I keep looking at this picture that was stuffed in the bottom of the box. What a beautiful open happy smile. I wish I could smile like that now. For years I have complained to my family that I do not like my smile in pictures. My smile these days looks half hearted and angled and not as happy. This little girl looks so happy with a toothy wide grin and she is putting her whole heart into it. I cannot help to wonder every time I look at the picture where that smile went.

I know this is a strange thing to ponder, but it makes me sad to think that life can change even the nuance of a person's smile. That an open hearted toothy girl, with a smile so big, can grow up to reserve her smile and heart. Between my mom's marriage to the second husband and now, there has been a lot of life, some days it feels like too much life. While my life now makes me happier then I have ever been, I still struggle to find what makes me happiest and I never see this little girls smile anymore.

I continue to look at this picture and wonder what could have been different.

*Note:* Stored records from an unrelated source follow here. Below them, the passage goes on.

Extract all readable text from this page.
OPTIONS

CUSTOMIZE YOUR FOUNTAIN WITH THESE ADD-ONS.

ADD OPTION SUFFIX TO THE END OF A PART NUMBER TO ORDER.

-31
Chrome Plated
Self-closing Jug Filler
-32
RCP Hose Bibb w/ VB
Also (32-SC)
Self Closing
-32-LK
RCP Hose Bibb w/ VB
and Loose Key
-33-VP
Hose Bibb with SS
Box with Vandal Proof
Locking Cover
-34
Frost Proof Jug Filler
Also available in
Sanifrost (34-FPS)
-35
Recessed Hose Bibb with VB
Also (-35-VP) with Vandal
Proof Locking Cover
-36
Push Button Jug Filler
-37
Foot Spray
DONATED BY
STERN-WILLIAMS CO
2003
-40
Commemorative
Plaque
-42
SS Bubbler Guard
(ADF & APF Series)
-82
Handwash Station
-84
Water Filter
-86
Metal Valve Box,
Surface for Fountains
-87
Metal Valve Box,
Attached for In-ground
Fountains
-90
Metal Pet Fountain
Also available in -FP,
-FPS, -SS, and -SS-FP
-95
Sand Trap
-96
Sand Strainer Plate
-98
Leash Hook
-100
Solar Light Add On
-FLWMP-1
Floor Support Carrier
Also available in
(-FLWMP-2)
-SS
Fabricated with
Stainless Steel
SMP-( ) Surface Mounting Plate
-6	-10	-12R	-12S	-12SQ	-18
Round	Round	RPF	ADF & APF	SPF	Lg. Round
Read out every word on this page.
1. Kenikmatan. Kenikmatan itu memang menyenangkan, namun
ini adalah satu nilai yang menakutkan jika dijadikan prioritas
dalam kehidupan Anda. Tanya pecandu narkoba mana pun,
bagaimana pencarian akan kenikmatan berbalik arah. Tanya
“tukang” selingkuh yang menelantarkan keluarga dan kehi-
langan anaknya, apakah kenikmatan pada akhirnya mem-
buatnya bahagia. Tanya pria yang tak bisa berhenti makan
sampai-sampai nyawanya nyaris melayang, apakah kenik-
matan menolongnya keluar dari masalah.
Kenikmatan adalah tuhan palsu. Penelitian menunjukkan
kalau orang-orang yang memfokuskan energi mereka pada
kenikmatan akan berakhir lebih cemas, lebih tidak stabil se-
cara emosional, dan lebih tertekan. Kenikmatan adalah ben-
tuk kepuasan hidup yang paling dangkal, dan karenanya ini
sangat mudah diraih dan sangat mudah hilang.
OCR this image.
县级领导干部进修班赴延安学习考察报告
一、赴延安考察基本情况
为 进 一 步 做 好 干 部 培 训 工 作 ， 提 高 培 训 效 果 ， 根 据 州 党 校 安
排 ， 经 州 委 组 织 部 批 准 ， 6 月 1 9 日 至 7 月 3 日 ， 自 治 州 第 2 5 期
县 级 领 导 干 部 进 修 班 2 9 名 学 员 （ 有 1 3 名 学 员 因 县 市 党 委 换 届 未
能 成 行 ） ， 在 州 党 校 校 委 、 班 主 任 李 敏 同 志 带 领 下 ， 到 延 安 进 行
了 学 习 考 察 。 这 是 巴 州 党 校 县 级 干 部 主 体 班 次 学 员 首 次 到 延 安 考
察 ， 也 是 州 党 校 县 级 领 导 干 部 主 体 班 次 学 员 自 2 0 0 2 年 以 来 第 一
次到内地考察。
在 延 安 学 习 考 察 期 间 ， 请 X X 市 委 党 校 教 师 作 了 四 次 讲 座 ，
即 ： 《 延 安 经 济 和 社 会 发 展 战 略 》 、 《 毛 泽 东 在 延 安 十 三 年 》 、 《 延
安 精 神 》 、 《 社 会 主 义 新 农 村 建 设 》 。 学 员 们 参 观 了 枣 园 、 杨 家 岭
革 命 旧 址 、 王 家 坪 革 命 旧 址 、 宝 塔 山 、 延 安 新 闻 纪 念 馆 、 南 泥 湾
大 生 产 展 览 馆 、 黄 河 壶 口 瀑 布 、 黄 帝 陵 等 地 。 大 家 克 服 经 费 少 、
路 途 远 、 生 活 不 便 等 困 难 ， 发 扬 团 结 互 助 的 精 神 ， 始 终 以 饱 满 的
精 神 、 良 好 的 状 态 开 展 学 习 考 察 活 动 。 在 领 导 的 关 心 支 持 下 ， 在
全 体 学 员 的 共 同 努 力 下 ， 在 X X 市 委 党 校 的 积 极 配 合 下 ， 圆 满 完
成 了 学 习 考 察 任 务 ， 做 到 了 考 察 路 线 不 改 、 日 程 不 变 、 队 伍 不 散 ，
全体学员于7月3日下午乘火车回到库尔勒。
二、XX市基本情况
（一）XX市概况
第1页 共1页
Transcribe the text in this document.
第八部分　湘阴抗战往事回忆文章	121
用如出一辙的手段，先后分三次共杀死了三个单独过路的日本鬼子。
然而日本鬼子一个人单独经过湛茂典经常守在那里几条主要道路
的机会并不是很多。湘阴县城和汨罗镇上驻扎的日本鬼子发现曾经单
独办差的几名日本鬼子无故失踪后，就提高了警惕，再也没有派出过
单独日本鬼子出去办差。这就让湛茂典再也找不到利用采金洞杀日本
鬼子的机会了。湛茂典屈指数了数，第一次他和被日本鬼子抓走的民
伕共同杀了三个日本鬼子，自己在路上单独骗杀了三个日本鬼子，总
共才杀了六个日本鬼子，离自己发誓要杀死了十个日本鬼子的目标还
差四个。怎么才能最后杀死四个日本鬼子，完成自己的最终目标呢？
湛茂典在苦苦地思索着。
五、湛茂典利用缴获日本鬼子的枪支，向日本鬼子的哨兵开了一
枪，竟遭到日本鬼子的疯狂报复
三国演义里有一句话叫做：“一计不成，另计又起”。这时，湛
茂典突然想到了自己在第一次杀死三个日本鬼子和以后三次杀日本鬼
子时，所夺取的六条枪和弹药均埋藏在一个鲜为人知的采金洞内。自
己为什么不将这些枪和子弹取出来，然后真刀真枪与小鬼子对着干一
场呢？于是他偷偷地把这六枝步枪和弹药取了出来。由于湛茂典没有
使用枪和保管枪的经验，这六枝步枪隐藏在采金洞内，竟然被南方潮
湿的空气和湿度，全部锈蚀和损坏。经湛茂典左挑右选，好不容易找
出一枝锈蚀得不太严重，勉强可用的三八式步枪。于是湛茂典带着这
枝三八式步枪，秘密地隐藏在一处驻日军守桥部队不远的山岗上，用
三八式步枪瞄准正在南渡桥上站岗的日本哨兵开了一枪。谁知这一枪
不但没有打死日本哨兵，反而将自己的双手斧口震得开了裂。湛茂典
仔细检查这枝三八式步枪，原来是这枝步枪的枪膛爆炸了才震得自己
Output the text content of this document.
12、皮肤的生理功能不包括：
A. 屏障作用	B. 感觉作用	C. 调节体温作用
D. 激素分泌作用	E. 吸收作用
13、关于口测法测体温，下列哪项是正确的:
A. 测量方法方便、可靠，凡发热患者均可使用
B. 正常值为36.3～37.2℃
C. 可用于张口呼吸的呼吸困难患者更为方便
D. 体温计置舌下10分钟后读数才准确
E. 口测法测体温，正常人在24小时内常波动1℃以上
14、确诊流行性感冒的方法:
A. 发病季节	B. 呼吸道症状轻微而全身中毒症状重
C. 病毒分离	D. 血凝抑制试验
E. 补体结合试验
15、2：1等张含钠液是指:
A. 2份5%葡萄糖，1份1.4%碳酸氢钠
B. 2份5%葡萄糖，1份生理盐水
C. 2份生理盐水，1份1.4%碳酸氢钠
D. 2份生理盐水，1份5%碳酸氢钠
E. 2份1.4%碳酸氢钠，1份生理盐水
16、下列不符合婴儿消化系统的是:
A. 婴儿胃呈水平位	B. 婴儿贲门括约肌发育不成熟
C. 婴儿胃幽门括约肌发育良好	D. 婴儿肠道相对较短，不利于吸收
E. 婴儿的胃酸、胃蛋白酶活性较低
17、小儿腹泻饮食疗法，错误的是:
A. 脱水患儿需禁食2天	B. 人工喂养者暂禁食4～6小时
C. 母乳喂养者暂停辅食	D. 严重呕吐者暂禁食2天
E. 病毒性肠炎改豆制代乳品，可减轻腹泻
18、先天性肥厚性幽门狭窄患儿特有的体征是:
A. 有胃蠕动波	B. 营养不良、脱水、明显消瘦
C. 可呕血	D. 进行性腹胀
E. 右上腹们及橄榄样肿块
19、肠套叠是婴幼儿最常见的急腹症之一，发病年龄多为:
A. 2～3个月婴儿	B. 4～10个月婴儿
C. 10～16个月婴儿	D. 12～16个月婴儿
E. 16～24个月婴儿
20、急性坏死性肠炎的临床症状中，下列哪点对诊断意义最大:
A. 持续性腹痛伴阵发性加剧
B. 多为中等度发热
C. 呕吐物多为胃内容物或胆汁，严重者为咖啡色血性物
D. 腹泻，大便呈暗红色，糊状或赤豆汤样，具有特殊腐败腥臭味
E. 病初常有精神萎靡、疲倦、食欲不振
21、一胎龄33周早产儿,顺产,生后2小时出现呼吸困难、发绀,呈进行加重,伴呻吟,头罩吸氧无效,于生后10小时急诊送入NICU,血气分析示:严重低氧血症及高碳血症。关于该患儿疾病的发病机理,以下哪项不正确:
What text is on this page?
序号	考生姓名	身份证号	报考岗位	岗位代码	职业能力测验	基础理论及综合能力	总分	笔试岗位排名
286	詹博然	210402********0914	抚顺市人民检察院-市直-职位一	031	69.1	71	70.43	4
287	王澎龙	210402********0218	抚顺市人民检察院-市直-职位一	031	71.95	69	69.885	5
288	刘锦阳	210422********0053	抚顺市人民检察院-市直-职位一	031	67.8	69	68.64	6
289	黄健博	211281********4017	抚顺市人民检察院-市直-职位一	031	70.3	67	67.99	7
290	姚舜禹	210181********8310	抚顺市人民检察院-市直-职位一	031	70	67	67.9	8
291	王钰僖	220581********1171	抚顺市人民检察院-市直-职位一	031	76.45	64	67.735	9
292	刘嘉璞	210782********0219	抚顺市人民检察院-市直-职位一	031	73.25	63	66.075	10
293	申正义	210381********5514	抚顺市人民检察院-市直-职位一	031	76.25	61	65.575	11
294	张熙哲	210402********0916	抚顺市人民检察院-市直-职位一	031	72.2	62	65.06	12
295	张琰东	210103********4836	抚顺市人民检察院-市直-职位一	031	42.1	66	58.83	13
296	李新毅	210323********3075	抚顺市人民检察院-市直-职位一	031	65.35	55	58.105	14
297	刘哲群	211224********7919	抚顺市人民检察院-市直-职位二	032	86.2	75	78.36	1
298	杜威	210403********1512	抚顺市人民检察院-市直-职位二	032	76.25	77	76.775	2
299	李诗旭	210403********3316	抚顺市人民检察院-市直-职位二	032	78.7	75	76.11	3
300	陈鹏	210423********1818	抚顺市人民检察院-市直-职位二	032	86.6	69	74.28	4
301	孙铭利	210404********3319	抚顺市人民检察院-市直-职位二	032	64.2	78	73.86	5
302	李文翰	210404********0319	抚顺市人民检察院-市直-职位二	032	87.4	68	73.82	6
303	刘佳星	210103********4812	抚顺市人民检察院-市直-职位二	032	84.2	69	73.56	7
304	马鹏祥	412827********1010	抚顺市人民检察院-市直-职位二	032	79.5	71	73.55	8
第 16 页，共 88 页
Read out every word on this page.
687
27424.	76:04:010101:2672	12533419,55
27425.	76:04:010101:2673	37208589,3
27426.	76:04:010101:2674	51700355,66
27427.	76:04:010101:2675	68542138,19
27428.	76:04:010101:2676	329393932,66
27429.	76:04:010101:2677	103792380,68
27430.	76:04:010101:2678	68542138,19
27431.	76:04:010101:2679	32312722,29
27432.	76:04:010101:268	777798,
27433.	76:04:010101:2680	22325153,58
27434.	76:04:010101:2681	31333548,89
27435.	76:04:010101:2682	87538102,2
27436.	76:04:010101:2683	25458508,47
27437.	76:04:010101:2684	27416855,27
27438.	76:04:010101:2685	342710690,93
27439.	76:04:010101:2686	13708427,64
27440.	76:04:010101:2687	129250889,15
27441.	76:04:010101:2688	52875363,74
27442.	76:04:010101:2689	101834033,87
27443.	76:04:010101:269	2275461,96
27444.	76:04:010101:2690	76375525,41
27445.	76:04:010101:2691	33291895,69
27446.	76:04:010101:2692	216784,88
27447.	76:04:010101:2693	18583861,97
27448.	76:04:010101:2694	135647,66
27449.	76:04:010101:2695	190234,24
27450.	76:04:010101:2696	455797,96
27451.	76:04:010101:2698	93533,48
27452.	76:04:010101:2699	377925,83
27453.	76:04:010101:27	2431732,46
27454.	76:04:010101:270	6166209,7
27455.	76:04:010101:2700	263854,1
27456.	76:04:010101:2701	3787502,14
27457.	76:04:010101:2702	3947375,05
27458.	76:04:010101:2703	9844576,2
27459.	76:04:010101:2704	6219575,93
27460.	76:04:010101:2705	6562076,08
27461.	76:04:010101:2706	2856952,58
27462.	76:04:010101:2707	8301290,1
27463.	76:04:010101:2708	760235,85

How could I have kept that smile? Can a person go through life with the same youthful enthusiasm they had when they were 8 years old, or does life change us all over time? My family finds me now randomly holding this photo out in front of me asking, where did that smile go and how do I get it back? A lot has happened since 1968 and while I cannot change the past and the sadness of a broken family, I am determined to find that little girls smile and bring it back to life.